What was the ******** point? Every time she came back she wrung a little more beauty and life out of the place, and there was still a forlorn ghost haunting her heels every step she took. Dead at its very soul - because what else could the soul of this place be, if it wasn’t him? Wallowing in his self-inflicted misery and his anger and dead forever: a wayward spirit to follow her as a constant reminder, tethered to a rotting body entombed beneath the keep.

“Come with me,” she said, turning with a sudden imperiousness that seemed to startle him even as he instinctively moved to obey, only to stop before he had even taken two steps.

“I cannot,” he observed, hurt.

“How do you know? Come with me. I want you to come with me.”

“You and I both know that I cannot,” he said. And then he added, with an almost bewildered pain: “Why are you thus cruel to me, Lady?”

“I’ve told you I like being cruel to men,” she said, although she hated herself as she said it, and had to correct herself almost before the words were out. “But I’m not being cruel. I want you to see the place from somewhere else.
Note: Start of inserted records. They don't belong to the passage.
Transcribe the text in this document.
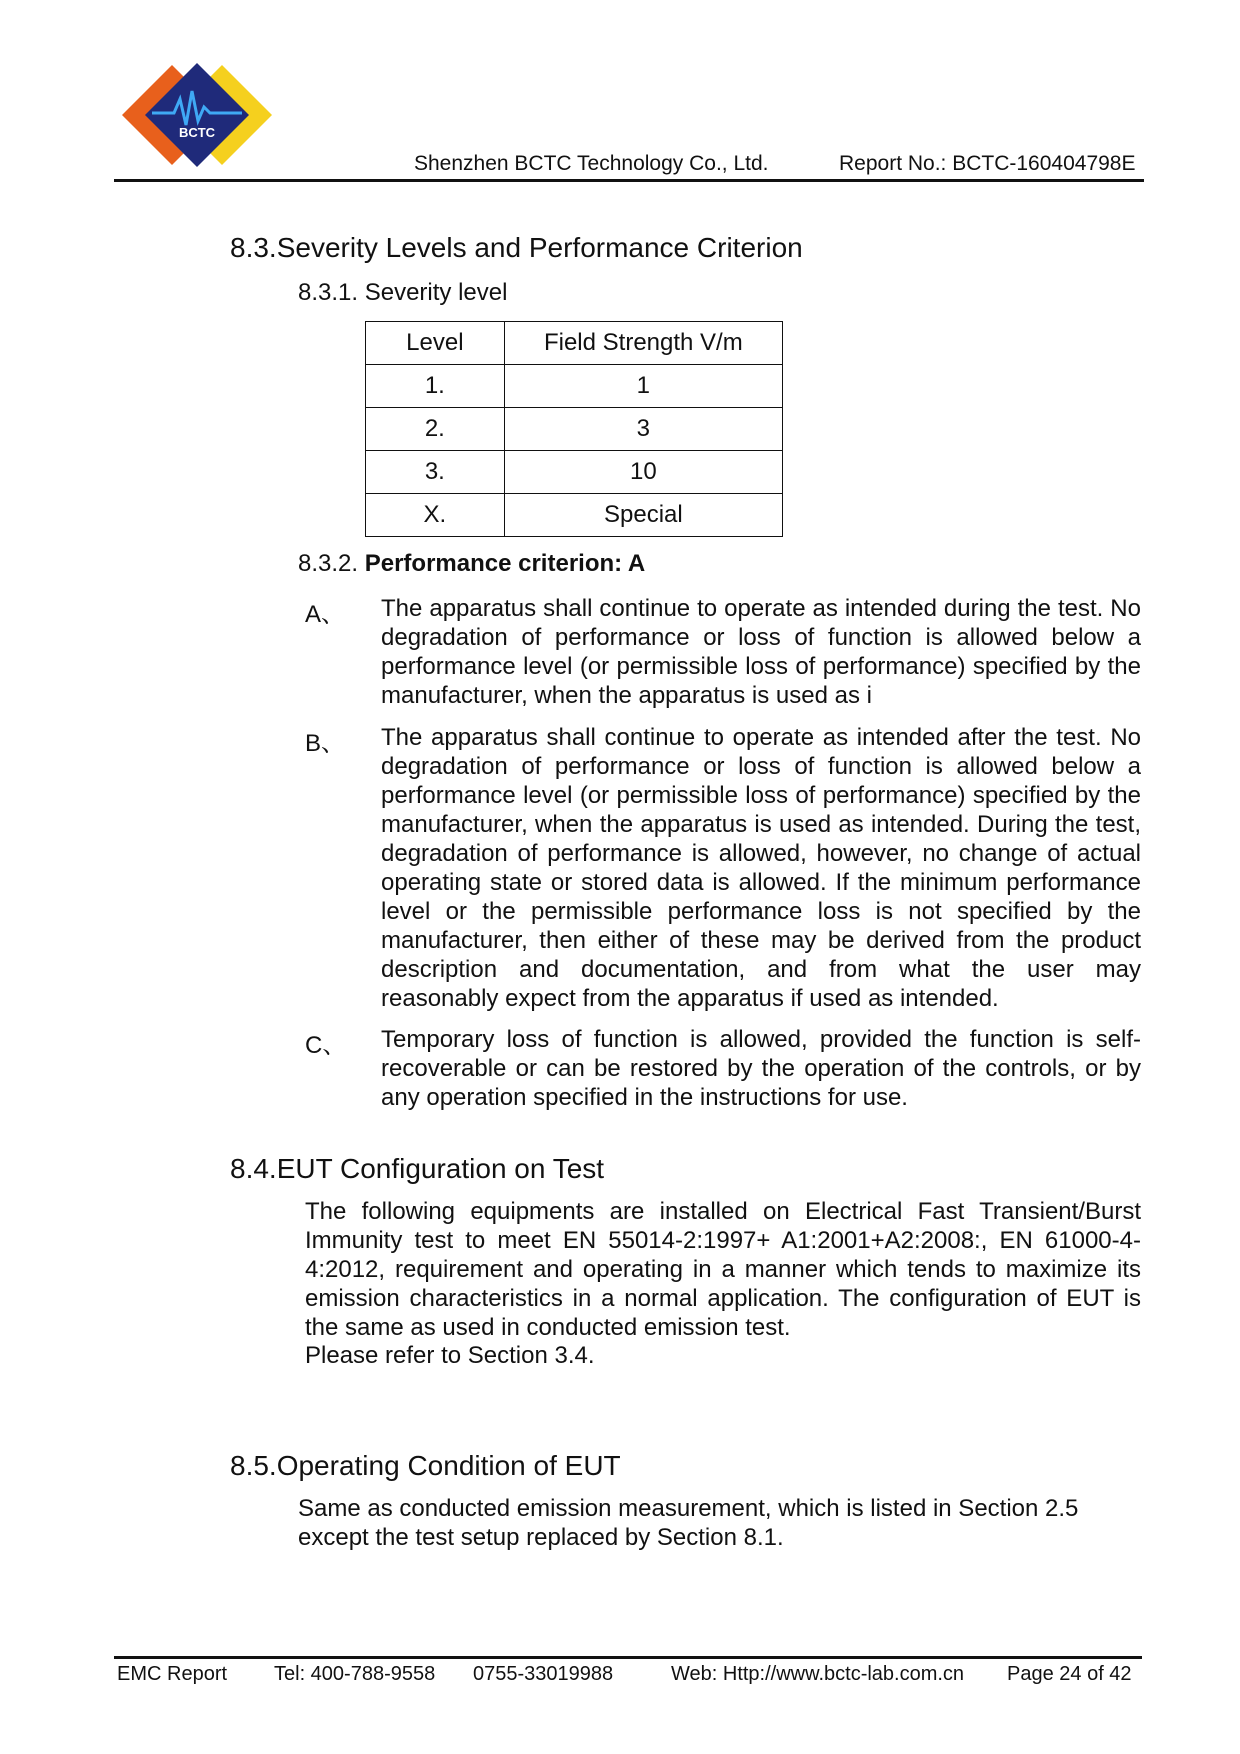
BCTC
Shenzhen BCTC Technology Co., Ltd.	Report No.: BCTC-160404798E
8.3.Severity Levels and Performance Criterion
8.3.1. Severity level
Level	Field Strength V/m
1.	1
2.	3
3.	10
X.	Special
8.3.2. Performance criterion: A
A、 The apparatus shall continue to operate as intended during the test. No degradation of performance or loss of function is allowed below a performance level (or permissible loss of performance) specified by the manufacturer, when the apparatus is used as i
B、 The apparatus shall continue to operate as intended after the test. No degradation of performance or loss of function is allowed below a performance level (or permissible loss of performance) specified by the manufacturer, when the apparatus is used as intended. During the test, degradation of performance is allowed, however, no change of actual operating state or stored data is allowed. If the minimum performance level or the permissible performance loss is not specified by the manufacturer, then either of these may be derived from the product description and documentation, and from what the user may reasonably expect from the apparatus if used as intended.
C、 Temporary loss of function is allowed, provided the function is self-recoverable or can be restored by the operation of the controls, or by any operation specified in the instructions for use.
8.4.EUT Configuration on Test
The following equipments are installed on Electrical Fast Transient/Burst Immunity test to meet EN 55014-2:1997+ A1:2001+A2:2008:, EN 61000-4-4:2012, requirement and operating in a manner which tends to maximize its emission characteristics in a normal application. The configuration of EUT is the same as used in conducted emission test.
Please refer to Section 3.4.
8.5.Operating Condition of EUT
Same as conducted emission measurement, which is listed in Section 2.5
except the test setup replaced by Section 8.1.
EMC Report Tel: 400-788-9558 0755-33019988	Web: Http://www.bctc-lab.com.cn Page 24 of 42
I want you to get a change in perspective because I think you’d like it, if you’d ever ******** let yourself like anything. The weather is gorgeous and the boat is adorable and you should have enjoyed it when you were alive, but you can enjoy it now, if you’d just be willing to enjoy anything. I’ll read more Morris at you, if you want. You liked Morris, and I’ve never seen you like anything. Come with me,” she repeated, bringing up her chin in a haughty tip, dispensing the words like the order they were.

He paused, but he took another step towards the boat before grinding to a halt again. “I cannot,” he repeated, but it was almost inaudible; he looked at her with an expression so lost and boyish that she almost repented.

Which, of course, only made her double down.

“Come with me,” she said again. “Why won’t you even try?”

“Because failure would -” He could not finish, his eyes searching her face for some hint of mercy that was not there.

She was silent for a long, long moment, and wondered if he thought that it was because she was disgusted, or if he realized that she was choking back all the anger and grief she was capable of feeling. She dismissed the guise of the Garde and all its queenly dignity, returning to that of Elaine.

“Now who’s a coward?” she said at last, picking up the oar and pushing off the shore with more violence than strictly necessary, letting the boat drift out onto the water and unspooling the rope as the current took it out and downstream.

She turned her back to him where he stood on the shadowed shore, leaning over the edge to drag her fingers through the cool water. Some little fish beneath the surface nibbled at her fingers - a reminder of the Garde’s ever-returning life - and she withdrew her hand.

It was beautiful, after all. The mist had long cleared off under noonday sun; after the hard work of the last couple of hours she luxuriated on the velvet cushions beneath the scarlet canopy. The ceiling was hung with blue canvas gilded with little stars and a smiling and benevolent moon, and as she looked at it she listened to the cicadas and the thrushes, and she imagined the sound of seagulls long since silenced.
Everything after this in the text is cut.